Three Of The Best Deep Learning Frameworks In 2021
Deep learning is one of the fields that industry has many applications. In this tutorial, we are going to introduce you to 3 of the best deep learning workshops in 2021.
As the popularity and popularity of machine learning grows in various industries, so has the creativity, initiative, and study of data science and deep learning.
Deep learning is actually one of the subfields of machine learning, the accuracy of which, due to the very high volume of data, is far better than machine learning and even simulates the decision-making power of the human mind.
In this tutorial, we are going to introduce you to 3 of the best deep learning frameworks in 2021.
The best deep learning frameworks in 2021
1- TensorFlow framework; The best framework for developing DL models
Tensorflow, Google’s open source platform, is the most popular tool for machine learning and deep learning. This framework is a JavaScript-based platform that utilizes a variety of tools and resources to facilitate learning and develop deep machine learning and learning (ML / DL) models.

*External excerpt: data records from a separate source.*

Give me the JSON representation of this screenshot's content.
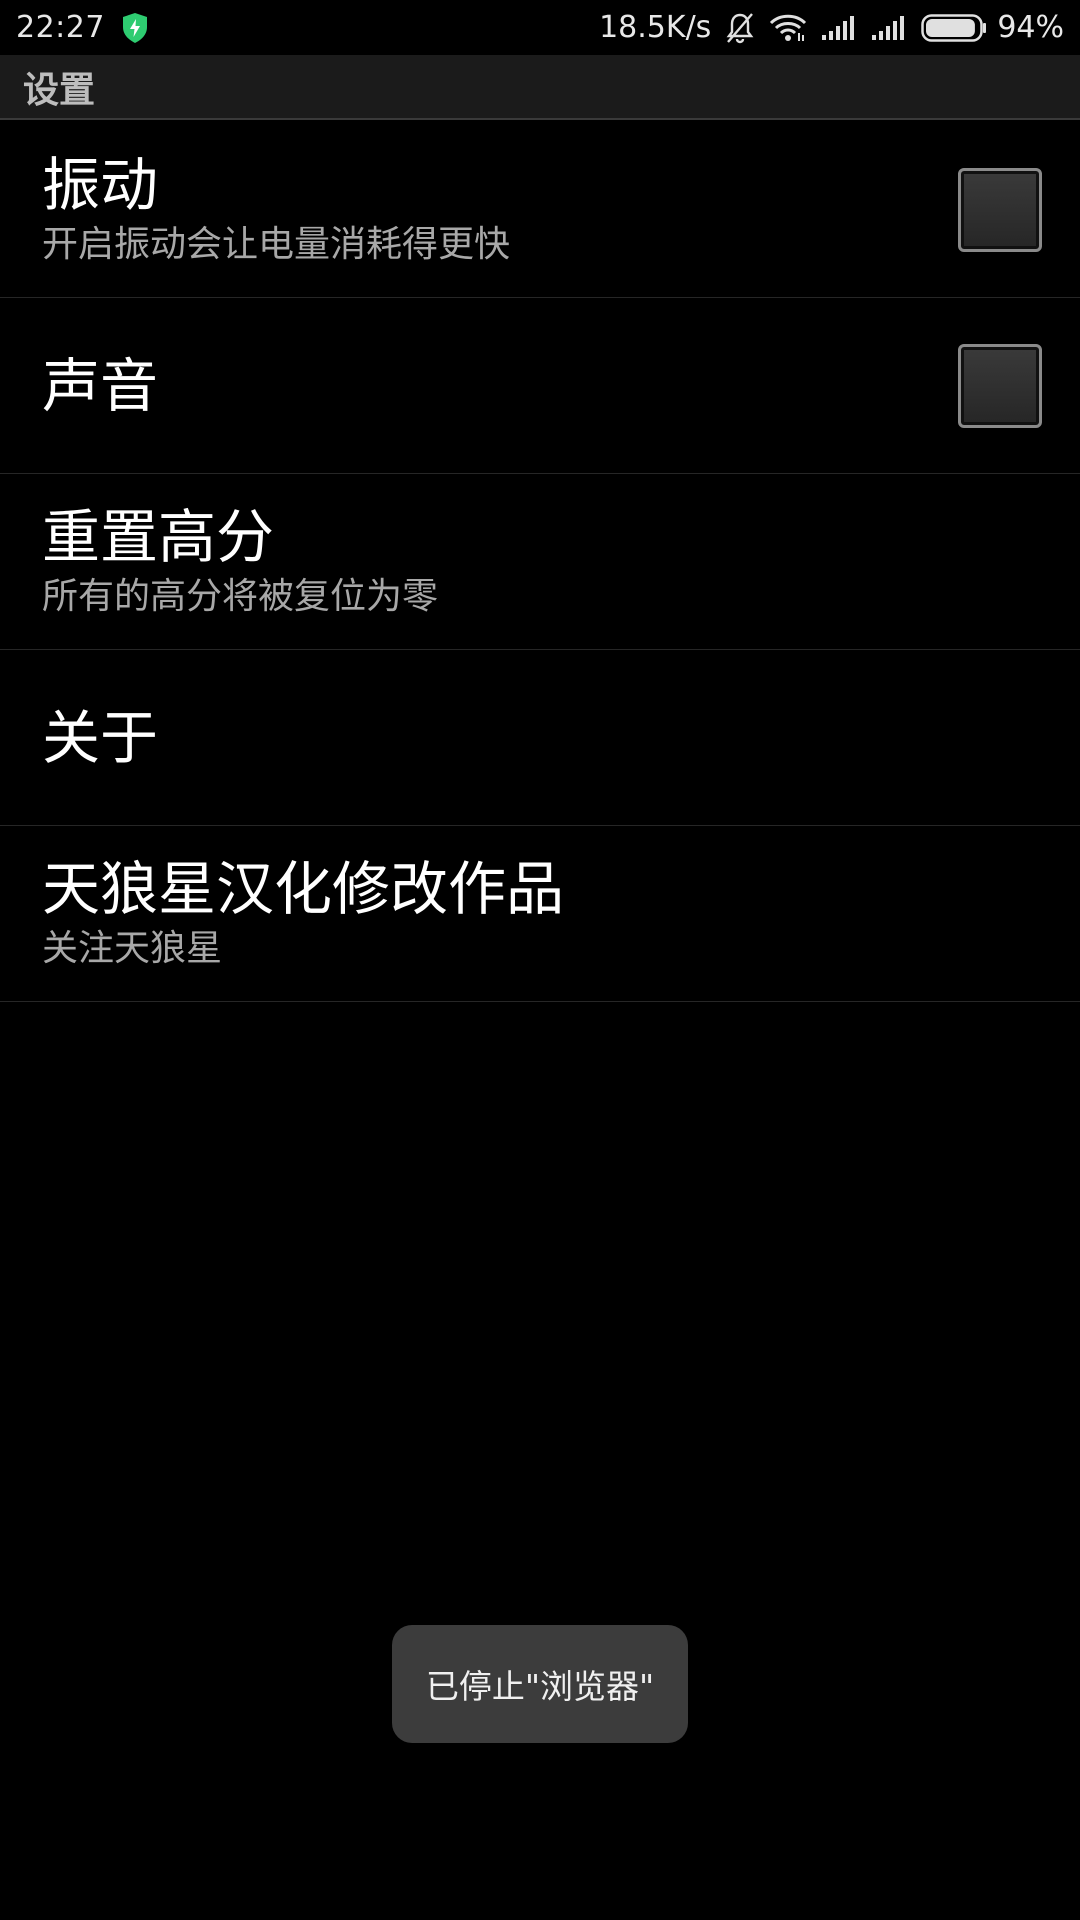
{
  "status_bar": {
    "time": "22:27",
    "net_speed": "18.5K/s",
    "battery_percent": "94%",
    "battery_level": 0.94,
    "icons": [
      "shield-bolt-icon",
      "bell-off-icon",
      "wifi-icon",
      "signal-icon",
      "signal-icon",
      "battery-icon"
    ],
    "shield_color": "#2ecc71"
  },
  "action_bar": {
    "title": "设置"
  },
  "preferences": [
    {
      "title": "振动",
      "summary": "开启振动会让电量消耗得更快",
      "checkbox": true,
      "checked": false
    },
    {
      "title": "声音",
      "summary": "",
      "checkbox": true,
      "checked": false
    },
    {
      "title": "重置高分",
      "summary": "所有的高分将被复位为零",
      "checkbox": false
    },
    {
      "title": "关于",
      "summary": "",
      "checkbox": false
    },
    {
      "title": "天狼星汉化修改作品",
      "summary": "关注天狼星",
      "checkbox": false
    }
  ],
  "toast": {
    "text": "已停止\"浏览器\""
  }
}
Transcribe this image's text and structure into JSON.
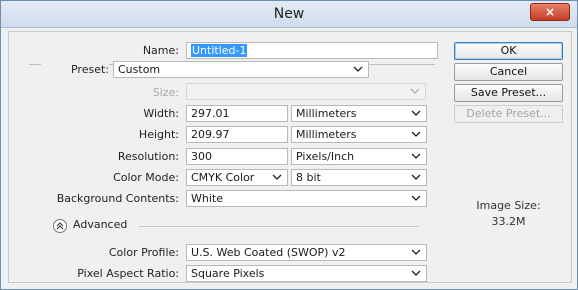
{
  "window": {
    "title": "New",
    "close_label": "×"
  },
  "form": {
    "name_label": "Name:",
    "name_value": "Untitled-1",
    "preset_label": "Preset:",
    "preset_value": "Custom",
    "size_label": "Size:",
    "size_value": "",
    "width_label": "Width:",
    "width_value": "297.01",
    "width_unit": "Millimeters",
    "height_label": "Height:",
    "height_value": "209.97",
    "height_unit": "Millimeters",
    "resolution_label": "Resolution:",
    "resolution_value": "300",
    "resolution_unit": "Pixels/Inch",
    "color_mode_label": "Color Mode:",
    "color_mode_value": "CMYK Color",
    "bit_depth_value": "8 bit",
    "background_label": "Background Contents:",
    "background_value": "White",
    "advanced_label": "Advanced",
    "color_profile_label": "Color Profile:",
    "color_profile_value": "U.S. Web Coated (SWOP) v2",
    "pixel_aspect_label": "Pixel Aspect Ratio:",
    "pixel_aspect_value": "Square Pixels"
  },
  "buttons": {
    "ok": "OK",
    "cancel": "Cancel",
    "save_preset": "Save Preset...",
    "delete_preset": "Delete Preset..."
  },
  "info": {
    "image_size_label": "Image Size:",
    "image_size_value": "33.2M"
  },
  "colors": {
    "title_bg": "#cfdced",
    "close_bg": "#c43c22",
    "selection": "#3399ff"
  }
}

Although the TensorFlow kernel tool allows you to build and develop models in the browser, you can use the Lite version to develop models on mobile and embedded systems. So if you want to develop ML and DL models that work in large, practical environments, the Tensor Flow framework will do just that.

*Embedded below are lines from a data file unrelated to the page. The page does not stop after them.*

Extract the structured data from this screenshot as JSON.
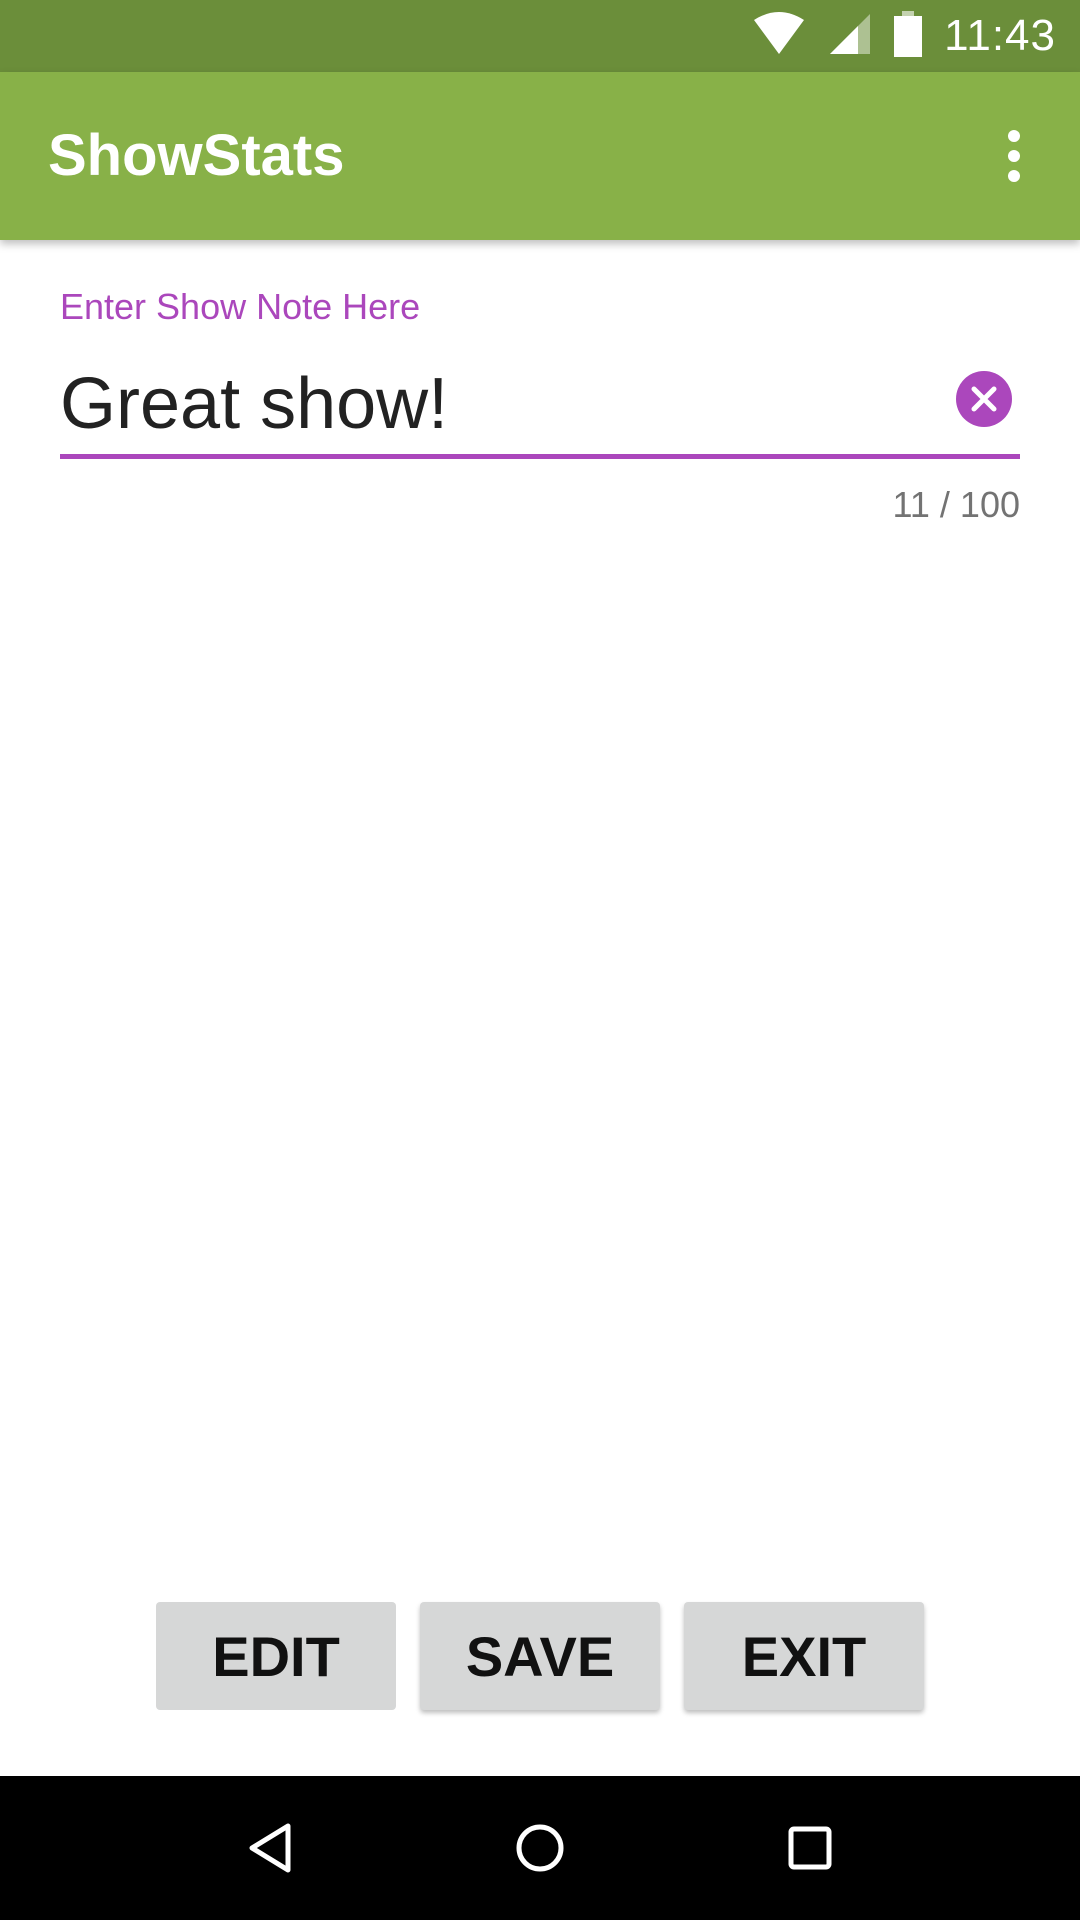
{
  "status_bar": {
    "time": "11:43",
    "icons": [
      "wifi-icon",
      "cell-signal-icon",
      "battery-icon"
    ],
    "background": "#6b8e3a"
  },
  "app_bar": {
    "title": "ShowStats",
    "menu_icon": "more-vert-icon",
    "background": "#88b148"
  },
  "note": {
    "label": "Enter Show Note Here",
    "value": "Great show!",
    "counter": "11 / 100",
    "accent": "#ab47bc",
    "clear_icon": "clear-icon"
  },
  "buttons": {
    "edit": "EDIT",
    "save": "SAVE",
    "exit": "EXIT"
  },
  "nav_bar": {
    "icons": [
      "back-icon",
      "home-icon",
      "recents-icon"
    ]
  }
}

Although it is possible to use the Tensor Flow framework in programming languages such as JavaScript, # C ++, C, Java, etc., the best language to work with this framework is the Python programming language. It should also be noted that while DL / ML models can be run on very powerful computing systems, TensorFlow can even run models on Android and iOS operating systems.

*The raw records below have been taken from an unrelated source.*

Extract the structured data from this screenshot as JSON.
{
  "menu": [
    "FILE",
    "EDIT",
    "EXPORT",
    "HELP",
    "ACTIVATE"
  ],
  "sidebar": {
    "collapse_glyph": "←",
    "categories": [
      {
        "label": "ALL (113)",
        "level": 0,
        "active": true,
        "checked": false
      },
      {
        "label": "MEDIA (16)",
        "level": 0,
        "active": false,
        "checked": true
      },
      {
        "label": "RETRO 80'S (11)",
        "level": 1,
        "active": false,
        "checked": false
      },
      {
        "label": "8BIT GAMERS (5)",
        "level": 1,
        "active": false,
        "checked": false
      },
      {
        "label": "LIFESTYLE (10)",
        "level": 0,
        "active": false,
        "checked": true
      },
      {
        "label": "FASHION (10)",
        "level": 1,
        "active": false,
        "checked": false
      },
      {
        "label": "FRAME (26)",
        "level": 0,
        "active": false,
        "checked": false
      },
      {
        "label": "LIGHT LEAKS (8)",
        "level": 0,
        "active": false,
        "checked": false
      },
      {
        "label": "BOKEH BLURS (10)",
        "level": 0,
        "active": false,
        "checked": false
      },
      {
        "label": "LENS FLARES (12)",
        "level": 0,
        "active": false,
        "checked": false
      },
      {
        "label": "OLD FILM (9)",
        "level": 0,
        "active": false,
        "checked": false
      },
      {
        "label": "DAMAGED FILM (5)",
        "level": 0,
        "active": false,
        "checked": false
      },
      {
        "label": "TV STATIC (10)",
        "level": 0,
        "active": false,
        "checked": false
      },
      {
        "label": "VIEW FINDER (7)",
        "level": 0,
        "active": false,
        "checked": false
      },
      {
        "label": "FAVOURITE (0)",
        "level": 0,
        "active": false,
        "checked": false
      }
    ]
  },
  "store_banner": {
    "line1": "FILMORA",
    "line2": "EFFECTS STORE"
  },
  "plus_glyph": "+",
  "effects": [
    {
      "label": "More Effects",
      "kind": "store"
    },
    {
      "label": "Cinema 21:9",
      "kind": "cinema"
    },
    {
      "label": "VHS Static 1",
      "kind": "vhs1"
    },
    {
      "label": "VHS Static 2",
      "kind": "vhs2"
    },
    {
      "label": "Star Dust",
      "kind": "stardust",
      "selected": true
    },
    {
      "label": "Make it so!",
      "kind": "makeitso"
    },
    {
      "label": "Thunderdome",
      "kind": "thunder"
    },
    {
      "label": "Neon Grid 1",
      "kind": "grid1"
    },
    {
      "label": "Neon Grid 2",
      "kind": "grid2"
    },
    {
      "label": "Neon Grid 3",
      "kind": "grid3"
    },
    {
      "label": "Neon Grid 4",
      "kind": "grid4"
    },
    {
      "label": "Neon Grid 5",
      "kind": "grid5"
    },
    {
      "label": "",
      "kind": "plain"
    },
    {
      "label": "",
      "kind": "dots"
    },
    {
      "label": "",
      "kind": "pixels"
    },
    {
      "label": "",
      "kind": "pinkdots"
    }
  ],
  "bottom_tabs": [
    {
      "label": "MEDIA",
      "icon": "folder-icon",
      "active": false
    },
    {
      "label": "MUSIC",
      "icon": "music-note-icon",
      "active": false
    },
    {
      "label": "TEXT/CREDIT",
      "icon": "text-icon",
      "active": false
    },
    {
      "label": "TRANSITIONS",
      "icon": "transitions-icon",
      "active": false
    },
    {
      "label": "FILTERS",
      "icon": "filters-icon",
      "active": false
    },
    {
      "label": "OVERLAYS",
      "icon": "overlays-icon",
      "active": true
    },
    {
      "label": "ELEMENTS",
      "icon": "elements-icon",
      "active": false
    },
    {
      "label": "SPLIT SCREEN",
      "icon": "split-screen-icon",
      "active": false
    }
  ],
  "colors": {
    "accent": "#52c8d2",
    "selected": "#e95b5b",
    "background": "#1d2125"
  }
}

Among the strengths of this framework, we can mention the function integration functions, including input graphs, SQL tables and images. As a weakness of this framework, however, we must mention the difficult and almost impossible process of debugging in it.
2- PyTorch framework
This deep learning framework is developed by Facebook and is based on the Torch Library. The main purpose of this framework is to speed up the entire prototype manufacturing process in the research phase until the model is established. Thanks to this framework, you can easily use common debugging tools such as PDB and PyCharm.
This framework is more than anything for learning, building and developing small projects and prototypes. This framework is widely used to develop deep learning applications such as natural language processing and machine vision.
3- Keras framework
Another open source framework is Keras Deep Learning. The strong point of this excellent framework is its speed because this framework has the ability to parallelize work with data. Therefore, this framework, while working with a large amount of data, greatly speeds up the learning of models. Since this framework is written using Python, its use is very simple and extensible.
The Keras Deep Learning Framework is a great choice for those who are new to the field, providing you with a quick experience of deep neural networks. Thanks to this framework, you can also write legible and accurate code.